Structure of ilastik hdf5 Feature export results tables

@ilastik_team and @k-dominik I am looking for documentation on the format/layout of the ilastik HDF5 Feature Export Table. During an object classification, you can choose to export your features as HDF5 or CSV, I did a test round with CSV export, which output a nice CSV:

object_id timestep labelimage_oid User Label
0 0 1 0

then decided to use hdf5 format for my large batch processing run. I don’t have any experience with this format, but figured it would be easier to work with if I had a lot of data output… but I think I made a mistake.

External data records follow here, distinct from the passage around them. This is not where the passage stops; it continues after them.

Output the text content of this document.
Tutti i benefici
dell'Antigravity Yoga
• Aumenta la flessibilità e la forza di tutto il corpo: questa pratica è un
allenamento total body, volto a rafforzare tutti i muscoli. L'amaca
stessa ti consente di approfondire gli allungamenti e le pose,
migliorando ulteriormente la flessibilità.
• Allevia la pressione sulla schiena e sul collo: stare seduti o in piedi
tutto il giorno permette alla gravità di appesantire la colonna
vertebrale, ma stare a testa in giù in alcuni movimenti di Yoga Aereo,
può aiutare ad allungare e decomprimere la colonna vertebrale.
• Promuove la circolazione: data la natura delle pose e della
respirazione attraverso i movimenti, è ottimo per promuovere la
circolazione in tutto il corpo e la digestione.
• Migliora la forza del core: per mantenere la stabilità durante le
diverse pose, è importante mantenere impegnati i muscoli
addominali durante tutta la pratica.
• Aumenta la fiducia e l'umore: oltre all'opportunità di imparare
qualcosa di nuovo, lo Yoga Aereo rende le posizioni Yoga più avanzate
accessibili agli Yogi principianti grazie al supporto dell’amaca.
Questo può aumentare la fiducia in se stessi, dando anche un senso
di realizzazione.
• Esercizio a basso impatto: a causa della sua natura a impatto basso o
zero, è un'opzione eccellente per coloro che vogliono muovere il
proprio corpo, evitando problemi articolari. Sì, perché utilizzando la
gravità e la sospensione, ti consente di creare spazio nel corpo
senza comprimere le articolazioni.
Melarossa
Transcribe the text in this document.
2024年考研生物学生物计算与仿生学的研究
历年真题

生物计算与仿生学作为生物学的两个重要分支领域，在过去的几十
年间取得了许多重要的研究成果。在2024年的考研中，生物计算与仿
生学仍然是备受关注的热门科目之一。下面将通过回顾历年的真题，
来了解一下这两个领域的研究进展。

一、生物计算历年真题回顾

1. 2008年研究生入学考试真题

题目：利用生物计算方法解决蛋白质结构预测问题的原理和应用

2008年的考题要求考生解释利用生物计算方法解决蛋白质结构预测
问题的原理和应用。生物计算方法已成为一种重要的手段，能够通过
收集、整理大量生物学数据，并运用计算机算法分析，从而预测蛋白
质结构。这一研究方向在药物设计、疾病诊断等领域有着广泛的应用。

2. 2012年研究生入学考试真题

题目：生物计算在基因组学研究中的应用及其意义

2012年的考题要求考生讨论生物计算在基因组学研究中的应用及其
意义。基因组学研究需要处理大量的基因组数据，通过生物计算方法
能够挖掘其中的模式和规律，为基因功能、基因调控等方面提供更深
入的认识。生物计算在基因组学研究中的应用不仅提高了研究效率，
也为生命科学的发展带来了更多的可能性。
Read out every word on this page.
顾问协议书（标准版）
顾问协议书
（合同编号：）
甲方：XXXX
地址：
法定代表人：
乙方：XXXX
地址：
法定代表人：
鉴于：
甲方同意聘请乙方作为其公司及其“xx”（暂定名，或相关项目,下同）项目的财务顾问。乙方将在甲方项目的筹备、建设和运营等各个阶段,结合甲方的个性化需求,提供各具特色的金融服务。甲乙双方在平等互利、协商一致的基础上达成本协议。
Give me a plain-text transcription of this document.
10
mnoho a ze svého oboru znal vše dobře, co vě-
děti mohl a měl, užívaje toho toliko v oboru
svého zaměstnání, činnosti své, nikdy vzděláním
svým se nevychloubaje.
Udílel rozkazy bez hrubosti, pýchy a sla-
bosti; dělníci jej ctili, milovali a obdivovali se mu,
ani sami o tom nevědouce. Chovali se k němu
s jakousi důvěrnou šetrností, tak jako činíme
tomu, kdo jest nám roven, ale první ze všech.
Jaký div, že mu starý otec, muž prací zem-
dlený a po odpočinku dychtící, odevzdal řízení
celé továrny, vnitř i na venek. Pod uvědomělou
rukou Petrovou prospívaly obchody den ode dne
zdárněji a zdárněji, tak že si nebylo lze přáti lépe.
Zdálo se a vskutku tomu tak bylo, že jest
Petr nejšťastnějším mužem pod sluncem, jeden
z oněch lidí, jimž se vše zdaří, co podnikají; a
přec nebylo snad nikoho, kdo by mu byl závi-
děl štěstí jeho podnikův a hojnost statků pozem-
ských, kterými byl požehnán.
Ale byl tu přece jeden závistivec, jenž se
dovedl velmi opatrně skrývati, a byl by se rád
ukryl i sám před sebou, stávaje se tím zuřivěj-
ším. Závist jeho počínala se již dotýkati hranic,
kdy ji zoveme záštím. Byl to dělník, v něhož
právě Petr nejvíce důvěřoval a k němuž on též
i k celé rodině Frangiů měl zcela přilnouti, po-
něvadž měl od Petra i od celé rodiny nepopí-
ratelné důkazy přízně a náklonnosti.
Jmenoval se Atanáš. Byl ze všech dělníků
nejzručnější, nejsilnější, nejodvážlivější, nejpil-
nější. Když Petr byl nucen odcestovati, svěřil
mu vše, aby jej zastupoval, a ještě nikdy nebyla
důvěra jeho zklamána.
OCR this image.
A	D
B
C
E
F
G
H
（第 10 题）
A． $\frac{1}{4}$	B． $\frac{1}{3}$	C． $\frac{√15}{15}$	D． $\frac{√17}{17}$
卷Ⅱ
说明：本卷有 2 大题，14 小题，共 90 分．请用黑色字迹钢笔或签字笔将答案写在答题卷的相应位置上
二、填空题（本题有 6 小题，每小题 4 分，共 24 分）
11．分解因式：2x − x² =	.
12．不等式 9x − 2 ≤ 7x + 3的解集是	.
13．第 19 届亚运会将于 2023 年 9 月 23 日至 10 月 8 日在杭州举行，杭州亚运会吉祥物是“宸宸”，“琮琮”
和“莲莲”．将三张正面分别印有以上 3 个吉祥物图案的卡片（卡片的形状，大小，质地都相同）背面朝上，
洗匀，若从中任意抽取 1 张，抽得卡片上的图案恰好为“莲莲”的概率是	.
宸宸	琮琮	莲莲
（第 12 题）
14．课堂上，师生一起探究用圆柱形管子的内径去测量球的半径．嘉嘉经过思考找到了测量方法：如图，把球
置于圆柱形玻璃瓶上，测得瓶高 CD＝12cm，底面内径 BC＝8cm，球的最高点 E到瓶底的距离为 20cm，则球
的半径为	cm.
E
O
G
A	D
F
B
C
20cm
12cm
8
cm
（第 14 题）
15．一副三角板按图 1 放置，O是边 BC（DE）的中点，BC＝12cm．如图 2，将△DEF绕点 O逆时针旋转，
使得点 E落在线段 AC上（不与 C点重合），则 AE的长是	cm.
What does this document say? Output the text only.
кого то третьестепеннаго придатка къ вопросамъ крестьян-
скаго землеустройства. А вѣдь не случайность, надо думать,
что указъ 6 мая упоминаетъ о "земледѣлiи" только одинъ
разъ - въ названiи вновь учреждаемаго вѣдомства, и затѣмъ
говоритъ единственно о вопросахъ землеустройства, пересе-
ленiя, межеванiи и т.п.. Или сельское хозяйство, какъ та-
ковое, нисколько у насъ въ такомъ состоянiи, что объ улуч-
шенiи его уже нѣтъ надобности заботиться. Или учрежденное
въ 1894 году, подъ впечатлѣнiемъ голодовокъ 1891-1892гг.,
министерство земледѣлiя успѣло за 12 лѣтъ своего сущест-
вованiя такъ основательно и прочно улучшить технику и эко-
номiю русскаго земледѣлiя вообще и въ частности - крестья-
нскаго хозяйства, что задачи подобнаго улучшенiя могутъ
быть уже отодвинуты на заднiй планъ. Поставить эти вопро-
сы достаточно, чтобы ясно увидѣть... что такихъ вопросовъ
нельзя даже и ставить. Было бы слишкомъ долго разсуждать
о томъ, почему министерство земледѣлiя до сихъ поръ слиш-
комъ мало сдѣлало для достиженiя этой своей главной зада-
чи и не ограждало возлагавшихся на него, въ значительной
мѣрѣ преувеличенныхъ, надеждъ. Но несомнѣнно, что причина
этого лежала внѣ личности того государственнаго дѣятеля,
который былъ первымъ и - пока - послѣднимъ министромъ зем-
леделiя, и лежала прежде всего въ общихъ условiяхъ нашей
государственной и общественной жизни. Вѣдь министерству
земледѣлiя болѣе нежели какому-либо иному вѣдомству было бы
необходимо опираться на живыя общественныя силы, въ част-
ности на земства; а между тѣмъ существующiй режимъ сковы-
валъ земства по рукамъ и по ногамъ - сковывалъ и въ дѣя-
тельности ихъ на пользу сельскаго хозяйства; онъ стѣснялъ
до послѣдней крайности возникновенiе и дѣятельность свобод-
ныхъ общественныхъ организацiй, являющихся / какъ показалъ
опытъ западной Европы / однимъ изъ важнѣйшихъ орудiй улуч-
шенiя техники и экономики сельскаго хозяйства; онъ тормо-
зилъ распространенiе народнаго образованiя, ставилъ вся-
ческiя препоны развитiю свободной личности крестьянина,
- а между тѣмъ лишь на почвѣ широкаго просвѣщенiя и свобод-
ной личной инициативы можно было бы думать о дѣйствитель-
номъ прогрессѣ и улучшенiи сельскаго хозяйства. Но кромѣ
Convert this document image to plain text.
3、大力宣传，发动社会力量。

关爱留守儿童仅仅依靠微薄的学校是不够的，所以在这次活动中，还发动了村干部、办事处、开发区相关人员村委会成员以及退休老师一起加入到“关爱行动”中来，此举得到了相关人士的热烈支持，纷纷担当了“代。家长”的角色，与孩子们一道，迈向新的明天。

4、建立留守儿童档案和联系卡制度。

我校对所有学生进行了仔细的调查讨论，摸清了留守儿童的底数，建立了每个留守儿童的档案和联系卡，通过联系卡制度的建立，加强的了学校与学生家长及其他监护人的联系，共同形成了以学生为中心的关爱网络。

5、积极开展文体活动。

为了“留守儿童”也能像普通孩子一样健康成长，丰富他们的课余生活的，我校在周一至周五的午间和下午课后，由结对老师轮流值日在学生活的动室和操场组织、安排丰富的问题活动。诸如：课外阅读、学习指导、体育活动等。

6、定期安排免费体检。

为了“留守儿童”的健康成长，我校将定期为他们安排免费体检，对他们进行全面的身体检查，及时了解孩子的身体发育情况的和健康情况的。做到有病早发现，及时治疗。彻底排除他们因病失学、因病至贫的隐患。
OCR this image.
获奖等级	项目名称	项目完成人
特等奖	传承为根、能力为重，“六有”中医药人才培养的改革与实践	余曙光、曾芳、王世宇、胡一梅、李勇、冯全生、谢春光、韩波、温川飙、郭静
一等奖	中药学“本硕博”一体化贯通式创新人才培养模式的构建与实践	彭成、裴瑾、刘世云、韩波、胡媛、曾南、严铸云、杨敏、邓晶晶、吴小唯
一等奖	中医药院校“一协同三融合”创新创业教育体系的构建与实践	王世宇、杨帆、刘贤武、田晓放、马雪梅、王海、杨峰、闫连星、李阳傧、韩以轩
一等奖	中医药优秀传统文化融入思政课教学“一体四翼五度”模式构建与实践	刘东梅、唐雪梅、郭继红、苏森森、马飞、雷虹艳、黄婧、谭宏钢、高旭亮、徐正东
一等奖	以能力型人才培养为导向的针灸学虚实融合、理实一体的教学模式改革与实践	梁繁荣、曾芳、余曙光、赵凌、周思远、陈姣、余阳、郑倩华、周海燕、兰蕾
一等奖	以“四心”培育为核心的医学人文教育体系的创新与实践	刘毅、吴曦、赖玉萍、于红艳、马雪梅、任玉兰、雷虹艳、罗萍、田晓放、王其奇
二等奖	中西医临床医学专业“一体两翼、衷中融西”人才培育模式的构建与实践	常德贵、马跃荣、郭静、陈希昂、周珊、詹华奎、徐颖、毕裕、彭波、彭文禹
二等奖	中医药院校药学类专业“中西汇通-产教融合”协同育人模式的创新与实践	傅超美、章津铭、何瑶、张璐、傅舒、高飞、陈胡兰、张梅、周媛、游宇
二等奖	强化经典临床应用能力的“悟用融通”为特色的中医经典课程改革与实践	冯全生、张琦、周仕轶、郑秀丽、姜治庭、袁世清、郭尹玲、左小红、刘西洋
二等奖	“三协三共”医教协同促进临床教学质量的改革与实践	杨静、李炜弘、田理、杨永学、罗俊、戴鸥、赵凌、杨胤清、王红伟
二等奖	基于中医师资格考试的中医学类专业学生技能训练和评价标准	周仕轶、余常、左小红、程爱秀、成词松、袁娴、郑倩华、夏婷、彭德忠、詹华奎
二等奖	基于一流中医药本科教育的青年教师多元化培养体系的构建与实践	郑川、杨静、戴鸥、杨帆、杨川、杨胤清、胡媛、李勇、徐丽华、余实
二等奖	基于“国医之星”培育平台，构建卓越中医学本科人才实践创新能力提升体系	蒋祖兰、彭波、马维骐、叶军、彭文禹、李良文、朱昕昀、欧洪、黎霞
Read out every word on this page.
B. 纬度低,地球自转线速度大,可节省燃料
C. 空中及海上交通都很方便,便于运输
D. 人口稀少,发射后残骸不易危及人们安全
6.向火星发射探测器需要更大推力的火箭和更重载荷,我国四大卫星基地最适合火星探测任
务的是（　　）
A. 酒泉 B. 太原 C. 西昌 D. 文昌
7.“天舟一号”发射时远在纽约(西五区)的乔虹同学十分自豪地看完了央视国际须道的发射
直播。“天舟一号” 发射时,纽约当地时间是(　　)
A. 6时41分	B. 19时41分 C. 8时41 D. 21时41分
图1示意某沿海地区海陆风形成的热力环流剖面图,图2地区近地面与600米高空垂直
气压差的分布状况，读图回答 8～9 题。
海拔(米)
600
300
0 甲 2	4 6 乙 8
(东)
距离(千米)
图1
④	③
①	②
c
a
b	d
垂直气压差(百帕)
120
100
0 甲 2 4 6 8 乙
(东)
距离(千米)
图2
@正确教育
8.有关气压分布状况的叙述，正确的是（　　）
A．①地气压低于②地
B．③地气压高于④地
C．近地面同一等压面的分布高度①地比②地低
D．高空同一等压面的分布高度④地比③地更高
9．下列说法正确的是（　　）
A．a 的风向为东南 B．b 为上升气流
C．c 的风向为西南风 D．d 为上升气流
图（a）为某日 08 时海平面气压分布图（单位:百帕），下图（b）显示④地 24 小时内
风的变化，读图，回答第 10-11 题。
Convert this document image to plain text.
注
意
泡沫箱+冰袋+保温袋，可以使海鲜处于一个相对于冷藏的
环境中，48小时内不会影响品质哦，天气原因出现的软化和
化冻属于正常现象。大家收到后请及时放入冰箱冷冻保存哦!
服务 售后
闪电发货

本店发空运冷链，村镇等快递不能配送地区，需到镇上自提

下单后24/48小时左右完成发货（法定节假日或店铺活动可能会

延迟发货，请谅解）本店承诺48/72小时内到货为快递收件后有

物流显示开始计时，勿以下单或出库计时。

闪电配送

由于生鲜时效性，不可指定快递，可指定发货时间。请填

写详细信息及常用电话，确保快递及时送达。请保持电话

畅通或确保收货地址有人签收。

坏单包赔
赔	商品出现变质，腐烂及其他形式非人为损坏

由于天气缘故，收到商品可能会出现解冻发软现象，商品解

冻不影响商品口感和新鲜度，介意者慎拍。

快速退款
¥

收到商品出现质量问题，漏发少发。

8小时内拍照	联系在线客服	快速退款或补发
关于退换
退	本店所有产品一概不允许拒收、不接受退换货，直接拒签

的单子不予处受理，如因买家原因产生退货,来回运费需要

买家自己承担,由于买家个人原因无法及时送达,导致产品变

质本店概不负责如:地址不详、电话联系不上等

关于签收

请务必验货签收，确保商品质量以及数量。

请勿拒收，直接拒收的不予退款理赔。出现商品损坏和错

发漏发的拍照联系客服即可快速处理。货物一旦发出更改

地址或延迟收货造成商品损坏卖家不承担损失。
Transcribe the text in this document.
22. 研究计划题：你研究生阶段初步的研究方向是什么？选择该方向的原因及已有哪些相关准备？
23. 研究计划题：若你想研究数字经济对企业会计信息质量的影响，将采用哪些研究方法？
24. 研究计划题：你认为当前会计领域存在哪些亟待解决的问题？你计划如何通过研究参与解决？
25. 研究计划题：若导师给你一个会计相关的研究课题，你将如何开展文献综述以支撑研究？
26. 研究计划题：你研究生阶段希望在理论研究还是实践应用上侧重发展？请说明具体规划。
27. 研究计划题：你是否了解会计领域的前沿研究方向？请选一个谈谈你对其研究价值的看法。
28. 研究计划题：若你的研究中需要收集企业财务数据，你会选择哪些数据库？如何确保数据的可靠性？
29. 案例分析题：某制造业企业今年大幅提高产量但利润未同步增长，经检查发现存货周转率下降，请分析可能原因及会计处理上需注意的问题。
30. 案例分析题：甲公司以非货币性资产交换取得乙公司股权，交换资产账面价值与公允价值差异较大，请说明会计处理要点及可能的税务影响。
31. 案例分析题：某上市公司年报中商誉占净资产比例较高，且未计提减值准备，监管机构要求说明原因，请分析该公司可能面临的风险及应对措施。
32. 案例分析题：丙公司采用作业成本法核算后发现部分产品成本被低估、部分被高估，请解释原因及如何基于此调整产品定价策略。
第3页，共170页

I tried inspecting the hdf5 output from about 40 images > 0.5GB each, with python like so:

import h5py as h
h5path = "../example_h5_data_output/nav16.h5"
f = h.File(h5path, 'r')
f.keys()
# <KeysViewHDF5 ['images', 'table']>

images is an HDF5 group (http://docs.h5py.org/en/latest/high/group.html#group), and table is an HDF5 dataset (http://docs.h5py.org/en/latest/high/dataset.html#dataset). Neither has any metadata associated with it (f['table'].attrs.keys() returns nothing, and f['images'].keys() returns a view of integers as strings), and

f['table'][0]
# (0, 0, 1, b'0', b'nav16', 0.76, 0.24, 0.8555037,...) # length of 196
len(f['table'])
# 821

How do I interpret this data? How is the “Feature Export” table organized for HDF5 export? Is there any way to access a header field so I can interpret it as I would with a CSV?

Hi @Nick_George,

the output table is stored as a structured_array. You can see all “column-names” with

f["table"].dtype.names

All the columns can be conveniently access by their names, e.g. to find the Object Area of all objects in all timesteps:

f["table"]["Object Area"]

I’ll make sure to add this to our docs. Thank you for pointing it out to us!

awesome, thanks @k-dominik! Happy to contribute a sample analysis to the docs once I’ve worked through it.